Ve bir tuz kokusu var

ve kadın kanı,

ateşli sümbülteber

Deniz Kuvvetleri.

Ve ölüm

içeri ve dışarı git

ve dışarı çıkar ve içeri girer

ölüm

tavernadan.

Bize ölümün her köşede nasıl pusuya yattığını hatırlatan bir şiir, çünkü acı da olsa hafife alamayacağımız, hayatın vazgeçilmez bir parçası. birini kaybetmek ya da ölümümüzü düşünmekten korkarız.

3. binici şarkı

Cordova.

Uzak ve yalnız.

Siyah jackfruit, büyük ay

ve heybemdeki zeytinler.

Yolları bilse de

Córdoba'ya asla ulaşamayacağım.

Ovanın içinden, rüzgarın içinden,

siyah jackfruit, kırmızı ay.

ölüm beni izliyor

Córdoba'nın kulelerinden.

Ah, ne kadar uzun bir yol!

Ah benim cesur nefesim!

Ah, ölüm beni bekliyor

Córdoba'ya varmadan önce!

Cordova.

Uzak ve yalnız.

Córdoba'ya adanmış sözler. Şairin en sevdiği, ne yazık ki geri dönemediği topraklar. Böylece manzaralarını bir daha göremediği için pişmanlığını görebiliriz.

4. aşk yaraları

Bu ışık, bu yakıcı ateş.

Bu gri manzara beni çevreliyor.

Bu acı sadece bir fikir için.

Cennetin, dünyanın ve zamanın bu ıstırabı.

Süsleyen bu kan çığlığı

nabızsız lir, kaygan çay.

Bana çarpan denizin bu ağırlığı.

Göğsümde yaşayan bu akrep.

Onlar bir aşk çelengi, yaralıların yatağı,

nerede uykusuz, varlığının hayalini kurarım

batık göğsümün kalıntıları arasında.

Ve sağduyunun zirvesini aramama rağmen

bana kalbini ver, gerilmiş vadi

baldıran otu ve acı bilimin tutkusuyla.

Aynı anda hem harika hem de ürkütücü binlerce şeyi hissettiren o açıklanamaz aşk. Bu, her şeyi vermek istememize neden olur ve aynı zamanda incinme korkusuyla bizi yavaşlatır.

5. Aurora

New York aurora'sı var

dört sütun silt

ve bir kara güvercin kasırgası

çürük suları sıçratan.

New York'un aurora inliyor

büyük merdivenlerden aşağı

kenarlar arasında arama

çekilen ıstırap tuberose.

Şafak gelir ve kimse ağzına almaz

çünkü yarın ya da olası bir umut yok.

Bazen kızgın sürüler halinde madeni paralar

terk edilmiş çocukları delip yutarlar.

İlk çıkan kemikleriyle anlar

cennetin, yapraksız aşkların olmayacağını;

sayıların ve yasaların bataklığına gittiklerini biliyorlar

sanatsız oyunlara, meyvesiz terlemeye.

Işık zincirler ve sesler tarafından gömülür

köksüz bilimlerin utanmaz meydan okumasında.

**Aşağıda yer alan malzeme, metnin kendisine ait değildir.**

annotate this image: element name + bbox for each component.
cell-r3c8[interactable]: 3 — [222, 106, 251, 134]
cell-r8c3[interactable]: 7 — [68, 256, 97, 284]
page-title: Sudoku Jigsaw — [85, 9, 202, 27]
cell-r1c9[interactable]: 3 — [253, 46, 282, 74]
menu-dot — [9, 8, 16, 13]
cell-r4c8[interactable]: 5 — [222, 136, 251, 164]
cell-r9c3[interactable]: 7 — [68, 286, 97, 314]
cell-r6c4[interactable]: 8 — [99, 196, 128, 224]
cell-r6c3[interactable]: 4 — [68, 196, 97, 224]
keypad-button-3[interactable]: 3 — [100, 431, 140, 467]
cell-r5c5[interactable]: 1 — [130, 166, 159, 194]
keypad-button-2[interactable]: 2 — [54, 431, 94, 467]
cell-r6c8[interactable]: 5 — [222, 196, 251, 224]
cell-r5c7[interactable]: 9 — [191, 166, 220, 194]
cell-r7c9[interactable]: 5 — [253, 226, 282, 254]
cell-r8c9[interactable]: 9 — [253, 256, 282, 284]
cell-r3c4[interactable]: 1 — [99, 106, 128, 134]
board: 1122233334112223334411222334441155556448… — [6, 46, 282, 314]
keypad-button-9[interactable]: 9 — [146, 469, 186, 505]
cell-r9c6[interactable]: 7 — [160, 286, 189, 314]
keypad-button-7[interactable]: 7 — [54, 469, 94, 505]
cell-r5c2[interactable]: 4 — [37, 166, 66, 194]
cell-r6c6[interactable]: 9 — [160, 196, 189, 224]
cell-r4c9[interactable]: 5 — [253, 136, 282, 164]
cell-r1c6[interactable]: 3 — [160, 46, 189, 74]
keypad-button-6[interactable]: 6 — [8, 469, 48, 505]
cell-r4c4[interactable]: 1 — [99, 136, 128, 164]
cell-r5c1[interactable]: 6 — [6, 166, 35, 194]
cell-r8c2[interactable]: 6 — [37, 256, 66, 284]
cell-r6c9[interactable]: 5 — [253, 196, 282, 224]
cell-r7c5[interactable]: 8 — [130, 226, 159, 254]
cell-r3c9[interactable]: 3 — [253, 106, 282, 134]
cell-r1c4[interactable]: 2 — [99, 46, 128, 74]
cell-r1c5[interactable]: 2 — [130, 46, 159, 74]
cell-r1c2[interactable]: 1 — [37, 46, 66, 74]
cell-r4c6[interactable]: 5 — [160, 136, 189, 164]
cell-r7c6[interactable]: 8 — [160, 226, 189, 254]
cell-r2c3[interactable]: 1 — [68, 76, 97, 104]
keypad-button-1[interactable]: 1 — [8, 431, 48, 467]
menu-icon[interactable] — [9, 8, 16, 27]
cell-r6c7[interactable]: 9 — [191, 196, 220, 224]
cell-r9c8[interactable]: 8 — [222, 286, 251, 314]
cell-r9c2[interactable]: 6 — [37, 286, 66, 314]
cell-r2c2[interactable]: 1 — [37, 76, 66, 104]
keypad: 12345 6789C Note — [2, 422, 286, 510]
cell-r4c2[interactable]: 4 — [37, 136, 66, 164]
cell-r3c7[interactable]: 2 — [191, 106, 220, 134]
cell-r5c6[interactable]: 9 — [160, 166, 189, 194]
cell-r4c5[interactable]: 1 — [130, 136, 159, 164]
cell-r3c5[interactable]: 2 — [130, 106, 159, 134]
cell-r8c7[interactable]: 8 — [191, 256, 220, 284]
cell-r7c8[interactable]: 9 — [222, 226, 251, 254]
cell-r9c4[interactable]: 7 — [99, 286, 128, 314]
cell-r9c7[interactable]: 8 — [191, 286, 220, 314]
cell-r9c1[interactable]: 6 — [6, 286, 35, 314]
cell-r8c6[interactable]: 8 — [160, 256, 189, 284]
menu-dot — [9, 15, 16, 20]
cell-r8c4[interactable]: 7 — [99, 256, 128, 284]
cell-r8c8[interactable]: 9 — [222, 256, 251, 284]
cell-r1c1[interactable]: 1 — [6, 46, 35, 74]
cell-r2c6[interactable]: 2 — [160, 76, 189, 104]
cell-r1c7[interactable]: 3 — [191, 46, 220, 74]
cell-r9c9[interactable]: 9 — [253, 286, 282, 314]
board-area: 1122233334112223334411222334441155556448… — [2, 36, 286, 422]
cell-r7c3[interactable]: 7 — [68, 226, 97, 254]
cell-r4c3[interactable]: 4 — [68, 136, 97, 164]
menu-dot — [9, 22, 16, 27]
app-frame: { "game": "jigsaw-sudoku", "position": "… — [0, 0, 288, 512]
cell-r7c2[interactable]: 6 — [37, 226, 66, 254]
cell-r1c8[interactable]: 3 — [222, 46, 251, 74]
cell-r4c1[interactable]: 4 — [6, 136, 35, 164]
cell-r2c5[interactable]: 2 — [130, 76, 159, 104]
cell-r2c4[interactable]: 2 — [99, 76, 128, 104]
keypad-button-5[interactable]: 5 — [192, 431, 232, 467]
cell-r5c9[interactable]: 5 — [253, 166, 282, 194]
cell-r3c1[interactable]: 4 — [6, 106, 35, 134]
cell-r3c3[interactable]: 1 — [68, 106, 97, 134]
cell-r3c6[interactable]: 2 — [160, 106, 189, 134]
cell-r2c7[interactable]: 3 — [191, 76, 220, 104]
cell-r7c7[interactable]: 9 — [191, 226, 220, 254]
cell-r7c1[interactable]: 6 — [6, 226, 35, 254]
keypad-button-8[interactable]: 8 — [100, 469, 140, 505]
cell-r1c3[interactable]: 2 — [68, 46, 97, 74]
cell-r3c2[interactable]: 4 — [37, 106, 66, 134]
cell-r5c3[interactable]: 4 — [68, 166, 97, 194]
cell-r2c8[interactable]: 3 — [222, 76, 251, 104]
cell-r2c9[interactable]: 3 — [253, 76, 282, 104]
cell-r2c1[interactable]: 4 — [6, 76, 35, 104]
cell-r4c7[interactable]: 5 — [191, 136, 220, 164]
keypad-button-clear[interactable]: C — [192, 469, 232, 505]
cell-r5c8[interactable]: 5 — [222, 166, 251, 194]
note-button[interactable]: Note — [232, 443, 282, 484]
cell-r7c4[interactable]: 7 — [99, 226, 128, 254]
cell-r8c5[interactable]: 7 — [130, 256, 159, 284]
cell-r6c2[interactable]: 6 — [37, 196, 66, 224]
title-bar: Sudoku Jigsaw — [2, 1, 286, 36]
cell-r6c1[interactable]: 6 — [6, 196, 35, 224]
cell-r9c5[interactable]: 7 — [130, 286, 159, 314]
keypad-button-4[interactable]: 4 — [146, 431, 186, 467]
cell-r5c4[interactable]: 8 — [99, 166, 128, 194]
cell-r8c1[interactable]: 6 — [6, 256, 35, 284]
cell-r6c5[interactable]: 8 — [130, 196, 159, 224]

Mahallelerde uykusuzluktan titreyen insanlar var

bir gemi enkazından yeni çıkmış gibi.

Bu şiirde García Lorca'nın nasıl tanımladığını görebiliriz. senin algın onu ziyaret etmeye karar verdiğinde sözde 'Büyük Elma'. Binaların ve asfaltın başrol oynadığı bir ortam.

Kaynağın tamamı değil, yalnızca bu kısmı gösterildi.